# LeetCode Solution, Easy, 67. Add Binary

# [67. Add Binary](https://leetcode.com/problems/add-binary/)

## 題目敘述

Given two binary strings `a` and `b`, return _their sum as a binary string_.

**Example 1:**

    Input: a = "11", b = "1"
    Output: "100"

**Example 2:**

    Input: a = "1010", b = "1011"
    Output: "10101"

**Constraints:**

- `1 <= a.length, b.length <= 10**4`
- `a` and `b` consist only of `'0'` or `'1'` characters.
- Each string does not contain leading zeros except for the zero itself.

### 題目翻譯

有兩個 Binary 的字串 `a` 和 `b`，需要回傳其加總後的 Binary 字串。

## 解法解析

這題如果只是當純的將字串轉換成數值，很容易遇到一個問題就是會超出數值資料格式的範圍。可能就會需要使用到 `BigInt` 或類似 `Long` 的資料格式。所以比較好的方式是針對各個 Bit 作處理。

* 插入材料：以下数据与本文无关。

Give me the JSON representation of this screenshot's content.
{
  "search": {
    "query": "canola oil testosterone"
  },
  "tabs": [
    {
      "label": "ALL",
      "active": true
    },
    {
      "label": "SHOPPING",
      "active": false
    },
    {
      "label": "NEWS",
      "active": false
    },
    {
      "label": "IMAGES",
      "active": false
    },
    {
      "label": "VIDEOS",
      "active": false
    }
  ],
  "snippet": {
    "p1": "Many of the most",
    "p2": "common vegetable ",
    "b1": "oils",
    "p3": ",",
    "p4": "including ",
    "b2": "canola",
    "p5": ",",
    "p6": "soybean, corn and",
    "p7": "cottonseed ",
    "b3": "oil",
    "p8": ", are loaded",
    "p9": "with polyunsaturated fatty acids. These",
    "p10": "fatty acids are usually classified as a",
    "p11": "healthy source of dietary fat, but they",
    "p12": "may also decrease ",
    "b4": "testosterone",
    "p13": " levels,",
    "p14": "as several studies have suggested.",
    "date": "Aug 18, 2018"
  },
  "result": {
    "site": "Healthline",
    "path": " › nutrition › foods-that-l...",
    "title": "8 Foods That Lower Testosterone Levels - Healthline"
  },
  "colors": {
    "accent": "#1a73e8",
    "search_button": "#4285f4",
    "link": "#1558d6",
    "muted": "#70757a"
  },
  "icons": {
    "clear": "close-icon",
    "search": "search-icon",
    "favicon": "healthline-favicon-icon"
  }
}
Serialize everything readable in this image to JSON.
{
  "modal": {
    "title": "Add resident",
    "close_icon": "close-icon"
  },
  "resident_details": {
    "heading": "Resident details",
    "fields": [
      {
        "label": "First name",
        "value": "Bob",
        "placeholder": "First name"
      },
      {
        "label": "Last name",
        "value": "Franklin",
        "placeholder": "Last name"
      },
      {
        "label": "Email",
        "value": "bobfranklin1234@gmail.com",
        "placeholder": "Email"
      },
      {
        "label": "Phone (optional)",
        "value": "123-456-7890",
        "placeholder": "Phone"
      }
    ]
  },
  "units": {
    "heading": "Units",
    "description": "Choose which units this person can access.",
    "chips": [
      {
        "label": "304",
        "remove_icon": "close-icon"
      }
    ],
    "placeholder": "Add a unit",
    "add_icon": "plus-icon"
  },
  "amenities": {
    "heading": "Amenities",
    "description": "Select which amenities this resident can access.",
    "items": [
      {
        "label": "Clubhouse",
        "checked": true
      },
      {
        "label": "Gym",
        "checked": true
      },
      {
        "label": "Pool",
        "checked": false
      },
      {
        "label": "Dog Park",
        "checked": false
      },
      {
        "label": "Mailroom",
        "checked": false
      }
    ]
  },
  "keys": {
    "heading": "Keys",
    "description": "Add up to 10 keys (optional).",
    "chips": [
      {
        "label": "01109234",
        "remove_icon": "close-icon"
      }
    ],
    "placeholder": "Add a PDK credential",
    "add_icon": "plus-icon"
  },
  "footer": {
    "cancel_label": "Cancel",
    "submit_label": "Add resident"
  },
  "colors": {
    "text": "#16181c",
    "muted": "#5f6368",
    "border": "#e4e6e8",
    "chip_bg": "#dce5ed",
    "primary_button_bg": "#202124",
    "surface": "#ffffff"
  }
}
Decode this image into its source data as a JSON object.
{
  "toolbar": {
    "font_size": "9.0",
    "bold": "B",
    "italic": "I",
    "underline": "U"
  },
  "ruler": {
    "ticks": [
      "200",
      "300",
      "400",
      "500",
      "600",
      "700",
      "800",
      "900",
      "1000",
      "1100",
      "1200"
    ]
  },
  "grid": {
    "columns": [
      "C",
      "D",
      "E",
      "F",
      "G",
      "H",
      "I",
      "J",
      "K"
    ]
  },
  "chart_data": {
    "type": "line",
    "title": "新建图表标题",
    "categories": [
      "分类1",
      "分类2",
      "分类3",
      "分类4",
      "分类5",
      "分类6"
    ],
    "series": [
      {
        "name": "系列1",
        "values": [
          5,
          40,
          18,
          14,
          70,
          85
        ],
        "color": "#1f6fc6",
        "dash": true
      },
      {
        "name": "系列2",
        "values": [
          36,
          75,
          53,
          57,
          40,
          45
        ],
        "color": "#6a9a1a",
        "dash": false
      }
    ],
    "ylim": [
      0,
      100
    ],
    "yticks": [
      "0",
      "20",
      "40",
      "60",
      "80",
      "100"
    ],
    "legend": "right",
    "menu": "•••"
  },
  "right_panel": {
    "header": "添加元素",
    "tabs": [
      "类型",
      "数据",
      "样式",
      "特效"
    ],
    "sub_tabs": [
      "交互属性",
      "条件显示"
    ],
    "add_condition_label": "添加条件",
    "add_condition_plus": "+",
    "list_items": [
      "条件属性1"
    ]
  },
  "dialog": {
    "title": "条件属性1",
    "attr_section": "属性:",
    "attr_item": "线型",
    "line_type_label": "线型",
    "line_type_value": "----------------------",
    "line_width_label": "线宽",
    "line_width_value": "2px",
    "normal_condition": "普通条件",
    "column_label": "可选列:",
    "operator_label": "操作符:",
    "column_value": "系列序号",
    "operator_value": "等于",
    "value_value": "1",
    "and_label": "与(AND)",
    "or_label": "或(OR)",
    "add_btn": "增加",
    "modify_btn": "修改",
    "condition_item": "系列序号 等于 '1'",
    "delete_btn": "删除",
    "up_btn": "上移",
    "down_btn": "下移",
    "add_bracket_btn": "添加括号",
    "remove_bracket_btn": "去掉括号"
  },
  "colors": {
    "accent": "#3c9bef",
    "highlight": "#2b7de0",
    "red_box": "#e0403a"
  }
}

### Bit-by-Bit Computation

這個解法很單純，就像是數值相加一樣，從個位數開始加，紀錄需要進位的值。

`N` 和 `M` 分別是 `a` 和 `b` 的字串長度
時間複雜度：`O(max(N,M))`
空間複雜度：`O(max(N,M))`

### Bit Manipulation

這解法主要使用了 Bitwise operator 來做處理。相加的話可以使用 `XOR` 來做處理，而是否需要進位的話則可以使用 `AND` 和 `Left shift` 來處理。但是這個解法就會需要 `Big Int` 或是 `Long` 的資料型態。所以如果程式語言沒有支援的話，就不適合使用此解法。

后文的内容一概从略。